Sepele sebetulnya perdebatan saya dengan Arum hari ini. Hanya soal rambut. Entah kenapa tiba-tiba dia mempermasalahkan rambut gadis Korea yang dicat pirang itu. Padahal, menurut saya persoalan ini tidak perlu sampai mengemuka begini. Sampai-sampai habis waktu untuk membincangkan tetek-bengek rambut Kim Yang Erl.
Tapi letak permasalahannya sebenarnya bukan pada karakter prenjak gadis tujuh belas itu. Entah Arum yang agak posesif atau saya yang kelewat sensitif menilai ulahnya yang ganjil.
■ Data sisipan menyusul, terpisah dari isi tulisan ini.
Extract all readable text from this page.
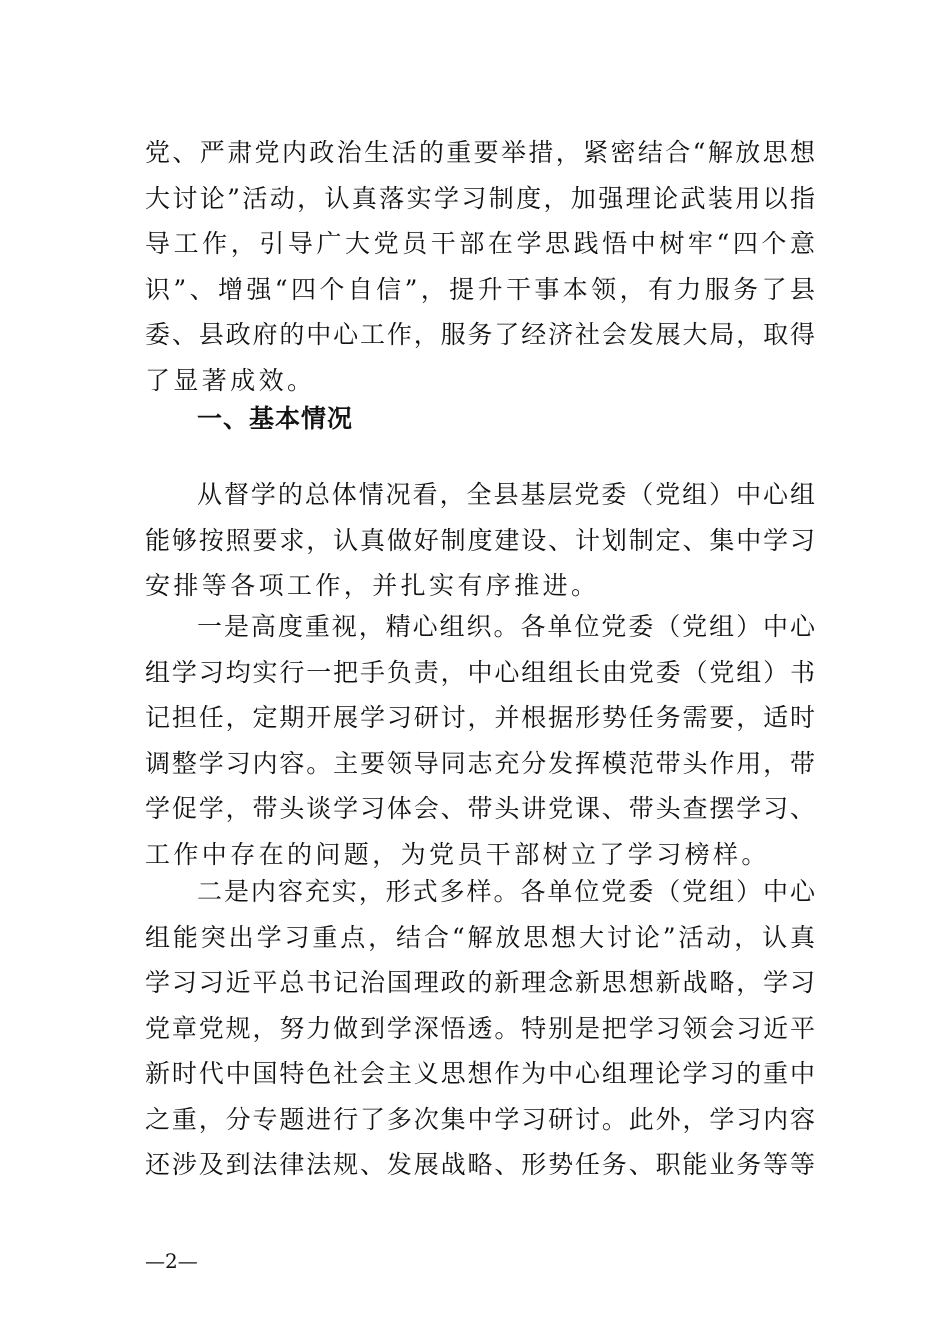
党、严肃党内政治生活的重要举措，紧密结合“解放思想
大讨论”活动，认真落实学习制度，加强理论武装用以指
导工作，引导广大党员干部在学思践悟中树牢“四个意
识”、增强“四个自信”，提升干事本领，有力服务了县
委、县政府的中心工作，服务了经济社会发展大局，取得
了显著成效。
一、基本情况
从督学的总体情况看，全县基层党委（党组）中心组
能够按照要求，认真做好制度建设、计划制定、集中学习
安排等各项工作，并扎实有序推进。
一是高度重视，精心组织。各单位党委（党组）中心
组学习均实行一把手负责，中心组组长由党委（党组）书
记担任，定期开展学习研讨，并根据形势任务需要，适时
调整学习内容。主要领导同志充分发挥模范带头作用，带
学促学，带头谈学习体会、带头讲党课、带头查摆学习、
工作中存在的问题，为党员干部树立了学习榜样。
二是内容充实，形式多样。各单位党委（党组）中心
组能突出学习重点，结合“解放思想大讨论”活动，认真
学习习近平总书记治国理政的新理念新思想新战略，学习
党章党规，努力做到学深悟透。特别是把学习领会习近平
新时代中国特色社会主义思想作为中心组理论学习的重中
之重，分专题进行了多次集中学习研讨。此外，学习内容
还涉及到法律法规、发展战略、形势任务、职能业务等等
—2—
Saya sadar, sejak kehadiran Kim Yang Erl menjadi bagian dari sahabat kami di Kelompok Lima Bintang, dia mulai menunjukkan sikap antipati. Menjauh dan mengucilkan diri dari dunia kami yang penuh dengan kedinamisan.
Tentu ini bukan hal yang bagus. Saya tidak ingin salah seorang anggota KLB bercerai berai. Rasanya tidak bijak persahabatan yang telah kami bina sekian tahun lantak dalam sehari. Seperti kemarau semusim diguyur hujan sehari!
Bukan itu saja. Rasanya, seabrek latihan rutin kami bakal tersita hanya mempertentangkan hal tidak berguna seperti itu. Sama sekali tidak membawa faedah apa-apa.
Hanya menghadirkan permusuhan!

***

“Dia….”
“Arum Sanggarwati! Apa sih salah dia?!”
“Kamu….”
“Bukannya aku membela dia.”
“Ta-tapi….”
“Kita mestinya bangga.”
“Bangga?!”
“Memangnya kenapa?”
“Nehi, nehi! Jangan bilang karena merek luar negeri anak diplomat Korsel yang disandang cewek ganjen itu sehingga KLB patut berbangga! Mau dari Jepang-Rusia-Turki-Kamerun kek, kalau kelakuannya minus kuadrat begitu sama juga KLB hanya piara bom waktu.”
“Tapi….”
“Tanpa dia sebagai label kebanggaan pun KLB mampu mandiri, kok.”
“Tentu saja. Semua kesuksesan KLB selama ini berkat galangan kerja sama tanpa pamrih dari sesama anggota.”
“Tapi dia sama sekali tidak pernah memberikan kontribusi apa-apa bagi perkembangan KLB selain….”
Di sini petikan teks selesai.